We were further set back by missing a turn-off and driving quite far off track. Though, we could hardly be too upset over it as we saw some interesting scenery and a relatively high-class black town, which was a good counter to the general depth of poverty we’ve seen everywhere else. The tourist facilities typically are fenced off from the locals, which only accentuates the haves from the have-nots. This (below) was outside the shed we stayed in the first night.
If you ever come to this southeast part of South Africa, be warned that signage on the road is minimal to nonexistent, and any maps you can buy online (I have 2 with me) render this area as a black hole. The maps are void of any information… no road names/numbers, no mileage (kilometerage), few town names…. it’s weird, literally just a void in cartographic information.

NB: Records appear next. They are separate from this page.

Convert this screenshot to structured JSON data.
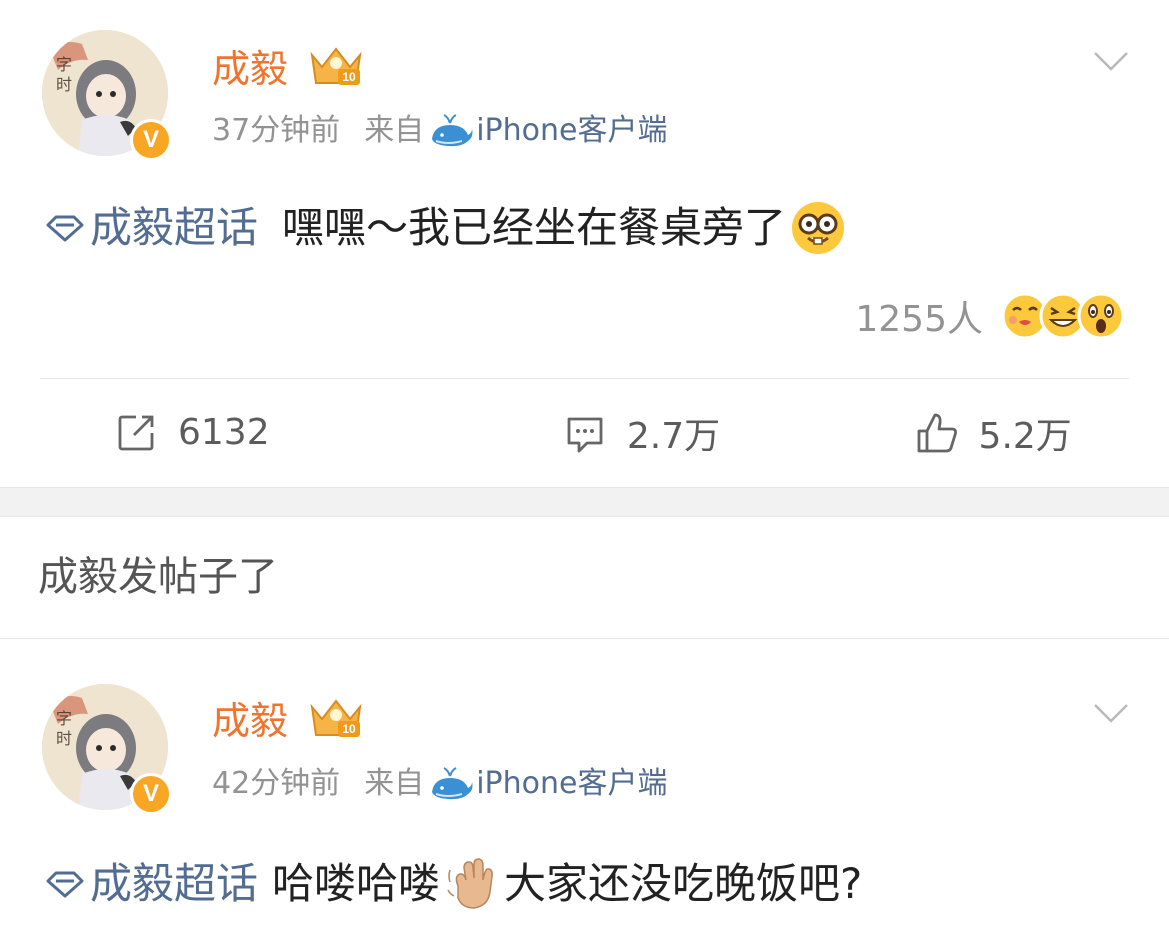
{
  "posts": [
    {
      "author": "成毅",
      "level_badge": "10",
      "verified_badge": "V",
      "time": "37分钟前",
      "from_label": "来自",
      "client": "iPhone客户端",
      "topic": "成毅超话",
      "text": "嘿嘿～我已经坐在餐桌旁了",
      "emoji": "nerd-face",
      "reaction_count": "1255人",
      "reaction_emojis": [
        "kissing-face",
        "grinning-squint-face",
        "astonished-face"
      ],
      "actions": {
        "repost": "6132",
        "comment": "2.7万",
        "like": "5.2万"
      }
    },
    {
      "author": "成毅",
      "level_badge": "10",
      "verified_badge": "V",
      "time": "42分钟前",
      "from_label": "来自",
      "client": "iPhone客户端",
      "topic": "成毅超话",
      "text_before": "哈喽哈喽",
      "emoji": "waving-hand",
      "text_after": "大家还没吃晚饭吧?"
    }
  ],
  "section_label": "成毅发帖子了",
  "colors": {
    "name": "#f0742d",
    "link": "#536d92",
    "meta": "#939393",
    "verified": "#f8a623"
  }
}
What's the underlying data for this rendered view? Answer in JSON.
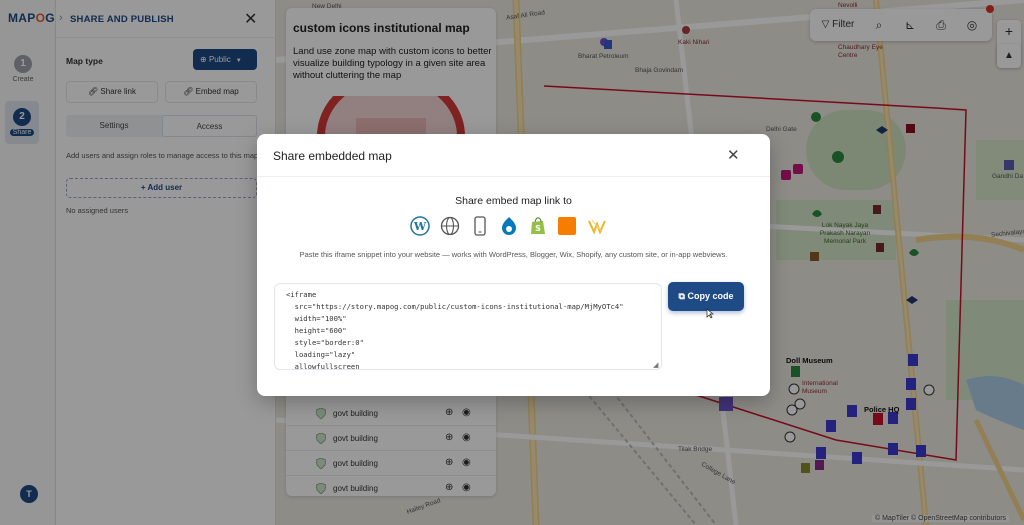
{
  "brand": {
    "logo_text_a": "MAP",
    "logo_text_pin": "O",
    "logo_text_b": "G"
  },
  "rail": {
    "steps": [
      {
        "num": "1",
        "label": "Create"
      },
      {
        "num": "2",
        "label": "Share"
      }
    ],
    "help_label": "T"
  },
  "panel": {
    "title": "SHARE AND PUBLISH",
    "map_type_label": "Map type",
    "map_type_value": "Public",
    "share_link_label": "Share link",
    "embed_map_label": "Embed map",
    "tabs": [
      "Settings",
      "Access"
    ],
    "active_tab": "Access",
    "access_description": "Add users and assign roles to manage access to this map.",
    "add_user_label": "+ Add user",
    "no_users_label": "No assigned users"
  },
  "story": {
    "title": "custom icons institutional map",
    "description": "Land use zone map with custom icons to better visualize building typology in a given site area without cluttering the map",
    "list_items": [
      "govt building",
      "govt building",
      "govt building",
      "govt building"
    ]
  },
  "map": {
    "filter_label": "Filter",
    "labels": {
      "new_delhi": "New Delhi",
      "asaf_ali": "Asaf Ali Road",
      "bharat": "Bharat Petroleum",
      "kaki": "Kaki Nihari",
      "bhaja": "Bhaja Govindam",
      "nerolli": "Nevolli",
      "chaudhary": "Chaudhary Eye Centre",
      "delhi_gate": "Delhi Gate",
      "gandhi": "Gandhi Da",
      "sechivalaya": "Sechivalaya",
      "lok_nayak": "Lok Nayak Jaya Prakash Narayan Memorial Park",
      "doll": "Doll Museum",
      "intl": "International Museum",
      "police": "Police HQ",
      "tilak": "Tilak Bridge",
      "college": "College Lane",
      "hailey": "Hailey Road"
    },
    "attribution": "© MapTiler © OpenStreetMap contributors"
  },
  "modal": {
    "title": "Share embedded map",
    "share_to_label": "Share embed map link to",
    "platforms": [
      "wordpress-icon",
      "web-icon",
      "mobile-icon",
      "drupal-icon",
      "shopify-icon",
      "blogger-icon",
      "wix-icon"
    ],
    "paste_note": "Paste this iframe snippet into your website — works with WordPress, Blogger, Wix, Shopify, any custom site, or in-app webviews.",
    "code_lines": [
      "<iframe",
      "  src=\"https://story.mapog.com/public/custom-icons-institutional-map/MjMyOTc4\"",
      "  width=\"100%\"",
      "  height=\"600\"",
      "  style=\"border:0\"",
      "  loading=\"lazy\"",
      "  allowfullscreen"
    ],
    "copy_button_label": "Copy code"
  },
  "colors": {
    "brand_blue": "#1e4a86",
    "accent_orange": "#e8582a",
    "boundary_red": "#c8102e"
  }
}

Well, nonetheless, we crossed the Swaziland border fine and made it to the hostel where we had reserved a room here in the middle of Swaziland. It’s quite noticeable the difference in economic equality… that is to say, there seems to actually be some equality here in Swaziland whereas in South Africa, there seems to be a line of difference drawn nearly exclusively along racial lines. Our B&B proprietor in Kosi Bay explained to us some of the ridiculous ways in which the South Africa government tries to solve its Third World problems with First World solutions, and pretend that it is more First World than the majority of the country really is. At least on the surface, it seems that Swaziland is a much more egalitarian society. Just judge by the cars alone…. in all of my travels around the world, I have never been in a country in which the roads are so desolate as in South Africa. You travel miles and miles without encountering a single vehicle. No one can afford cars in the rural areas where the population is mostly black. Here in Swaziland we’re constantly in a line of cars even along the roads lined with nothing but hovels. In South Africa, the roads are lined with people walking. Like, hoards of them; no one even has a bicycle. Very few people line the roads in Swaziland except for the occasional gang of school children. It’s interesting.
We have been in the internet boonies in South Africa… no access. Now we’re in Swaziland and there’s an internet café with high speed just down the road. The hostel supposedly has wi-fi but it’s not working tonight.